Not to play up a timeless stereotype, but I suspect that a lot of Canadians don’t want to be so uncouth or impolite to align themselves publicly with such a buffoon. Which isn’t to say that they don’t agree with him or the “Trump but with table manners” wing of the GOP down south. Canada’s like anywhere else: it has a spectrum of political thought with wingnuts at either end. We’re less likely to actually elect someone as utterly insane as MTG to a seat in government, but her kind are out there.
We have the Fraser Institute libertarian types, who overlap with rural western grievance types (“Why does everything have to be so Ontario-centric? Just because they’ve got half the country’s population, and they’re the financial and cultural center of the country, and the national capital is there, why should they have more sway than us? Fort Mac should be the capital! Hang Trudeau!”). That wing of the Conservatives, I suspect, looked south of the 49th, saw Trump accomplishing a lot of their own goals like disenfranchising minorities, targeting LGBTQ+ people, empowering anti-urban and anti-intellectual bigots, taking a blowtorch to environmental safeguards and so forth, and wished they could pull something like that off up here.
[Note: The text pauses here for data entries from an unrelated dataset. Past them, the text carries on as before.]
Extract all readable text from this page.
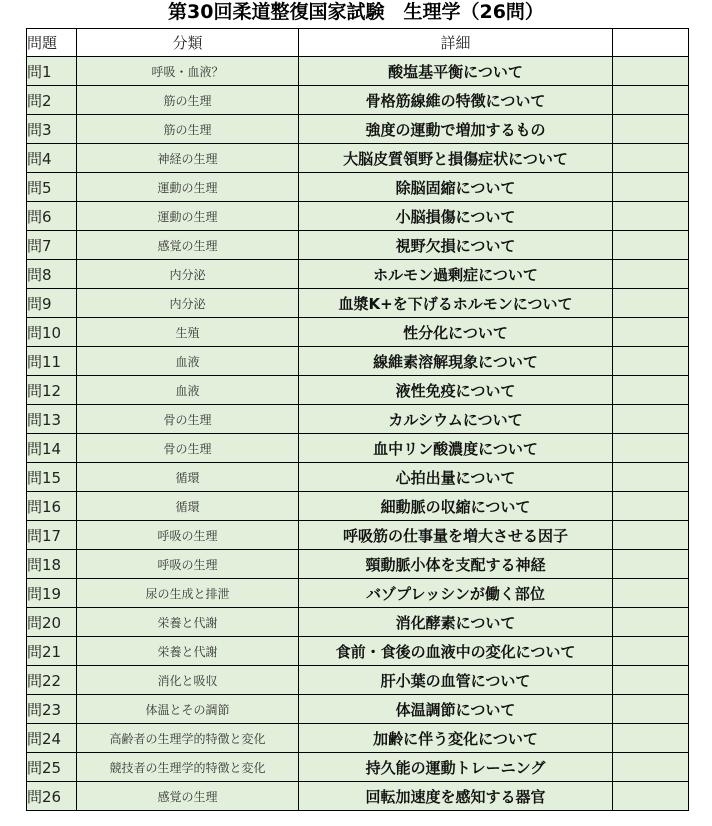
第30回柔道整復国家試験　生理学（26問）
問題	分類	詳細	
問1	呼吸・血液？	酸塩基平衡について	
問2	筋の生理	骨格筋線維の特徴について	
問3	筋の生理	強度の運動で増加するもの	
問4	神経の生理	大脳皮質領野と損傷症状について	
問5	運動の生理	除脳固縮について	
問6	運動の生理	小脳損傷について	
問7	感覚の生理	視野欠損について	
問8	内分泌	ホルモン過剰症について	
問9	内分泌	血漿K+を下げるホルモンについて	
問10	生殖	性分化について	
問11	血液	線維素溶解現象について	
問12	血液	液性免疫について	
問13	骨の生理	カルシウムについて	
問14	骨の生理	血中リン酸濃度について	
問15	循環	心拍出量について	
問16	循環	細動脈の収縮について	
問17	呼吸の生理	呼吸筋の仕事量を増大させる因子	
問18	呼吸の生理	頸動脈小体を支配する神経	
問19	尿の生成と排泄	バゾプレッシンが働く部位	
問20	栄養と代謝	消化酵素について	
問21	栄養と代謝	食前・食後の血液中の変化について	
問22	消化と吸収	肝小葉の血管について	
問23	体温とその調節	体温調節について	
問24	高齢者の生理学的特徴と変化	加齢に伴う変化について	
問25	競技者の生理学的特徴と変化	持久能の運動トレーニング	
問26	感覚の生理	回転加速度を感知する器官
When Stephen Harper was Prime Minister, he really tried to put on a public face of bland unity and inoffensiveness, but he had made his bones in the petro provinces and, despite actually being from Toronto found a cultural home out west as the Progressive Conservatives were out there evolving into the (much less egalitarian) CPC. Once and a while during his tenure, some Conservative backbencher would sit for an interview and say something in the ballpark of “Well, maybe we should make homosexuality illegal again…” and there’d be a rush to bring the hammer down with a “No! We’re not like that! Stop it!” but at the same time, you could tell that some in his party wanted to go further than propriety allowed. As above…a lot of them likely wouldn’t mind a dopey populist in charge as long as he could deliver.
I’m hoping the next election might rurn things around a bit. I’ve voted left-leaning most of my life but I’m sick to death of Trudeau. He’s a callow nitwit completely unsuitable for the job. He runs headlong into dumb corruption scandals, and failed to deliver on many of his important pledges. But I’ve held my nose and voted Grit in my riding because the CPC kept offering up weirdos and loons time after time. If Charest gets the nomination come September, I could see myself pulling the lever for the Conservatives for the first time since the Chretien sponsorship scandal. If it’s Leslyn Lewis or, Buddha help us, Pierre Poilievre, I’ll stick with the red or the orange.